Svitlana Yemelyanova (left), ex-wife of Artur Yemelyanov (right), an influential judge of the Yanukovych era, is a former Party of Regions city council deputy who purchased more than $1 million in Dubai real estate.

Yemelyanova and her husband, who had faced allegations that he may have interfered in the automated distribution of cases among Ukrainian judges, divorced in the fall of 2014, and the judge’s ex-wife purchased the other two apartments in 2017 and 2018 for $620,000 and $560,000, respectively.

Previous investigations by Schemes found evidence that Yemelyanov and his ex-wife continued to vacation and spend time together in Vienna, where she lived with their children.

Yemelyanov declined to discuss the Dubai properties when reached by Schemes, saying it was his ex-wife who purchased the real estate. “Svitlana and I continue to communicate.
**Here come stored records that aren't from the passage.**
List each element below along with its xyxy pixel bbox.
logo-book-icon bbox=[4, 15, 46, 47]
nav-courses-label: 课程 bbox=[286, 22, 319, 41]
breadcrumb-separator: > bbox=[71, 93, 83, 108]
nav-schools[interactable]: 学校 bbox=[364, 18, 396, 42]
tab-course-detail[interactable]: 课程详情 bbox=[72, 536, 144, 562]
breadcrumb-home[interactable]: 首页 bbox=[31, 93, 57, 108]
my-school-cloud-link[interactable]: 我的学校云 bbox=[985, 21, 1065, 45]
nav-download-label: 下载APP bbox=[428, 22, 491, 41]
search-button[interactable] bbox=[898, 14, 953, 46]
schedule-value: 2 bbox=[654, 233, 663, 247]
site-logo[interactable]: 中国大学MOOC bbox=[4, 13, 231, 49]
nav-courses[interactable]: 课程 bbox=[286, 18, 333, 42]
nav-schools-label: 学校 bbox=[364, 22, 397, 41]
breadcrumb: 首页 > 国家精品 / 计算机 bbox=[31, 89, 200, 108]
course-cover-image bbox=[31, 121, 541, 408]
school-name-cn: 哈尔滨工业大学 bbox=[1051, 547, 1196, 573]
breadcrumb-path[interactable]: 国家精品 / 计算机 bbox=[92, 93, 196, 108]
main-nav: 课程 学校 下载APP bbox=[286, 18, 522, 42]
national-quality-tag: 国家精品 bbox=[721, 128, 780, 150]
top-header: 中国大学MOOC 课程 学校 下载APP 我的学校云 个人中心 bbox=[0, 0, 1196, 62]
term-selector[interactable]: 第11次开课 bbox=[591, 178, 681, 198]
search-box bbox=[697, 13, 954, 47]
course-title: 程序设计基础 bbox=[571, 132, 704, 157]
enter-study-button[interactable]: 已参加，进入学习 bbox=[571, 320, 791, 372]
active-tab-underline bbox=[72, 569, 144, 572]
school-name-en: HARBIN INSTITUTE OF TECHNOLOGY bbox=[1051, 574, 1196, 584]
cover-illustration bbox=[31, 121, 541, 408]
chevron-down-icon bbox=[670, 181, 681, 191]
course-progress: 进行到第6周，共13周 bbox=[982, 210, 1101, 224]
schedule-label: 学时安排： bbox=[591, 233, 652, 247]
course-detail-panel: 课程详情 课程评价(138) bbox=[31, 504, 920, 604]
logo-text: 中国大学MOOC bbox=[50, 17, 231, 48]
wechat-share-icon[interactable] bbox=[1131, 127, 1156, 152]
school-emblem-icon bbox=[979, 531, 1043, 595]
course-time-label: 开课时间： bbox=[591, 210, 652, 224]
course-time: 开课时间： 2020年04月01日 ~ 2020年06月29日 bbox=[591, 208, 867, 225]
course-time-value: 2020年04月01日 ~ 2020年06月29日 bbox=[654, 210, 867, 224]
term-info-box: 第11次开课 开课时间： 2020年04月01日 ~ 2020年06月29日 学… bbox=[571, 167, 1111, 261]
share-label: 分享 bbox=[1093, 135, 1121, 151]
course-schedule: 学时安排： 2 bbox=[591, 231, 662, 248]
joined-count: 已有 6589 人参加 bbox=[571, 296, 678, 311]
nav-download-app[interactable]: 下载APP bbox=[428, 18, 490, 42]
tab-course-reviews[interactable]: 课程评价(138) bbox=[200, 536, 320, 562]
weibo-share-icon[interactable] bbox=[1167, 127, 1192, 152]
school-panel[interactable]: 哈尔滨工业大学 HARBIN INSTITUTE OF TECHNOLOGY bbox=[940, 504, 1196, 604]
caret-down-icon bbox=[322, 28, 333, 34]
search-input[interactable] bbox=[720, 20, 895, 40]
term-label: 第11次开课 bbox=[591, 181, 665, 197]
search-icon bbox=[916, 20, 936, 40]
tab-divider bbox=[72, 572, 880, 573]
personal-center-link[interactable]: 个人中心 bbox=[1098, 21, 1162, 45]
We are civilized people, and divorce is not a factor preventing further communication,” he said.

Speaking to Schemes, Yemelyanov said that neither he nor his ex-wife were implicated in the criminal case, which he called a “baseless” attempt to “spread falsehoods about me.” He said, however, that the authorities had conducted searches on premises owned both by him and his ex-wife, albeit in connection with a separate legal matter.

Ukraine’s State Bureau of Investigations (DBR) told Schemes that as of May 2024, neither Yemelyanov nor his wife had been notified of any suspicions facing them in the criminal case.

Svitlana Yemelyanova did not respond to a request for comment on the Dubai properties.